Overbrook Scratch Overbrook off the state’s short list of “dry” towns.
Tuesday afternoon, Scott Bronoski unlocked the doors of a former garage, plugged in a new computer system and welcomed more than a dozen guys to stock shelves, post prices and otherwise handle details that come with lifting the nearly 125-year-old community’s lifelong prohibition on packaged liquor sales.
Overbrook Spirits is open for business.
“Everybody said we couldn’t, just couldn’t, get it done, that it wouldn’t happen,” said Bronoski, who lives in Lawrence. “I don’t care about the money. This is more to prove a point.”

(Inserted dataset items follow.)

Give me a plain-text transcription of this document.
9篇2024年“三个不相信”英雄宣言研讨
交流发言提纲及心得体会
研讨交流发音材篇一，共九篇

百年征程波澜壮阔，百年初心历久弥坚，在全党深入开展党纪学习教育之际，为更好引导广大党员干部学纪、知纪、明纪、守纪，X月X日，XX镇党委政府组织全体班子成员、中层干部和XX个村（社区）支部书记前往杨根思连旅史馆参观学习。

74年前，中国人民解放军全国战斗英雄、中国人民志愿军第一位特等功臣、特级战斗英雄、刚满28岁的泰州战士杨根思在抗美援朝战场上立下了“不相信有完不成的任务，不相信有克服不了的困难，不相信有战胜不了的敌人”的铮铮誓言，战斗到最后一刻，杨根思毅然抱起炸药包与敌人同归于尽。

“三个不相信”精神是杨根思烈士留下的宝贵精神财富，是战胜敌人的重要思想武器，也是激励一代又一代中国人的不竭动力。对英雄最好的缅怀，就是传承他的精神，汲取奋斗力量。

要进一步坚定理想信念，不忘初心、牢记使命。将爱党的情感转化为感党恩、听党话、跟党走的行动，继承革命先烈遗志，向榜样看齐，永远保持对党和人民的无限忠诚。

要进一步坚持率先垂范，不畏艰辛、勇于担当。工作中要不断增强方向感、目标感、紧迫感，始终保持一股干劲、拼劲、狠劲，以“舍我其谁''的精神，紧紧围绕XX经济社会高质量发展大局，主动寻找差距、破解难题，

Bronoski, who farms land and raises cattle on land southwest of Clinton Lake, invested $50,000 in a former car lot along U.S. Highway 56, then dropped $30,000 to $40,000 on inventory: cases of beer, bottles of champagne and seemingly countless varieties of hard liquor that normally would have been out of reach for Overbrook’s 950 residents and their rural neighbors.
No more need to cruise to Carbondale, bolt to Baldwin City or trek to Topeka for packaged liquor. Overbrook is about 18 miles southwest of Lawrence.
“It’s a good feeling,” said Mike Gowin, eyeing a bottle of Gentleman Jack before heading to his residence just south of Overbrook. “You can get into town and get back home without running around for half the day.”
Bronoski’s business venture required persistence. Overbrook had been among only five communities statewide — Moundridge, Parkerfield, Hesston and North Newton are the others — to approve laws maintaining their prohibitions on selling packaged liquor.
That changed after Bronoski led a petition drive, leading to a public vote this past November that resulted in 222 votes for repealing the prohibition against 160 in favor of keeping it. The Overbrook City Council then repealed its law, giving Bronoski about 30 days to get his place renovated — thanks, Nathan Averill — in time to launch operations for New Year’s, one of the biggest sales weekends of the year.
“It’s a good time to open,” said Tom Groneman, director of Kansas’ Division of Alcoholic Beverage Control.
Overbrook Spirits now joins another 750 such stores statewide, ones that together generate sales of more than $685 million per year.
“It’s part of what society today just views as a standard and normal business in a community,” Mayor Don Schultz said.
Bronoski is counting on Overbrook residents shopping on their way back from work, people from nearby towns escaping judgmental glances back home, and recreational visitors loading up on their way out to Pomona Lake.
That’s the business plan, anyway, for absorbing as much revenue as possible within a formerly dry town.
“I did this as a fun thing, more or less,” Bronoski said. “Now it’s stressing me out.”